# My new ride!!!



## bugnlv (Jun 24, 2003)

MY new ride Sam aka Stealthb14 put me up to this... so thank him lol








its a 21 speed manual hehehe









and has low profile road tires hehhe


----------



## LIUSPEED (May 29, 2002)

OMG terry .

lol !! u actually did it !!


----------



## stealthb14 (Apr 30, 2002)

Thats Big PIMPIN, Terry. You must have to fight the ladies off with a stick!


----------



## 7875 (Apr 3, 2003)

hows your quarter-mile time?  


not a bad lookin' mt. bike, very nice :thumbup:


----------



## NotAnotherHonda (Aug 7, 2003)

nice...(gay)


----------



## mrRICEguy (Jan 1, 2004)

uh oh rwd....time to go drifting on it haha


----------



## Chicago Tony (Apr 15, 2003)

It even has some low pro street tires on it.




mrRICEguy said:


> uh oh rwd....time to go drifting on it haha


----------



## asleepz (Feb 24, 2004)

Man I used to do some serious burnouts with my 24 speed in first gear.... I could burn out all day and my tires would never smoke....

My quarter-mile used to be above 45 secs. at 26MPH


----------



## phreako (Mar 4, 2004)

those reflectors are so pimp.


----------



## asleepz (Feb 24, 2004)

Haha mine was better I did the Stage I weight reduction.. Took off the water bottle holder and reflectors


----------



## 7875 (Apr 3, 2003)

SKD_Tech said:


> Haha mine was better I did the Stage I weight reduction.. Took off the water bottle holder and reflectors



every ounce counts! :banana:


----------



## phreako (Mar 4, 2004)

who are those two chicks in irontom's avatar? they make me drool.


----------



## Exalta (Jan 21, 2003)

it would help to shave a little more weight by drilling holes in those pedal cranks and add more pimp style by gold plating those spokes 

Nice bike dude :thumbup:


----------



## 201SX (Jan 8, 2003)

phreako said:


> who are those two chicks in irontom's avatar? they make me drool.

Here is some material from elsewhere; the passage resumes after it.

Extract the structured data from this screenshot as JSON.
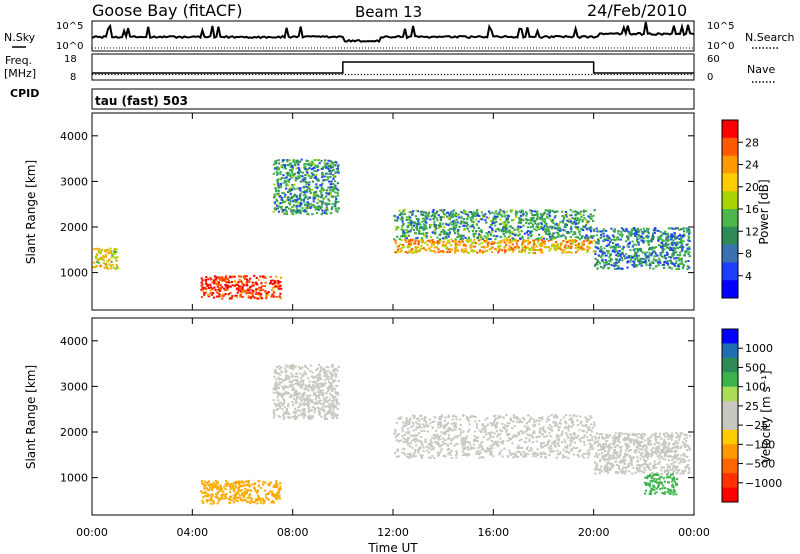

Thats Vida....she is :banhump:wank-tastic:banhump:. Go to www.vidasworld.com. Or check out FHM. The has the best ass i have ever seen


----------



## Nostrodomas (Jun 15, 2002)

I had to do it..............lol


----------



## XsjadoTwin11 (Dec 31, 2003)

^^ ahh hahahahhaha  tahts halarious!! :idhitit:


----------



## Rathi134 (Jul 11, 2003)

dont forget the wing and nos!


----------



## 7875 (Apr 3, 2003)

LMAO NOS! now that is some good stuff.. 



p.s.


phreako said:


> who are those two chicks in irontom's avatar? they make me drool.


thats vida guererra. she was discovered in FHM Magazine. 201SX knows what i'm talking about, this girl is SMOKIN'! :thumbup: :thumbup:


----------



## blackgxe99 (Feb 29, 2004)

no altezza style reflector?


----------



## bugnlv (Jun 24, 2003)

NotAnotherHonda said:


> nice...(gay)


just because you cant pimp the ride lol naw its all good its my new weekend warrior.. just need some off road tires to hit up chino hills


----------



## TheVodKA (Sep 19, 2002)

Terry, you're not the only one to rock 2 wheel goodness










Got it for 50 bucks. Can't beat the price, can't beat the gas mileage


----------



## zlr101 (Nov 17, 2003)

nice bikes i loved the pimped khs, you need disc brakes now that is pimping. good to see other people who like nissans and bikes. i will post mine soon.


----------



## Noahm3 (Mar 17, 2004)

Dang, those wire-spoke rims are definitely da PIMP. Schweet ride :thumbup: Seriously, I need to get me another bike. Thought about getting one and riding it to work in the mornings, then from work to the college, then ride back to the house on lunch break, and then go back to work.


----------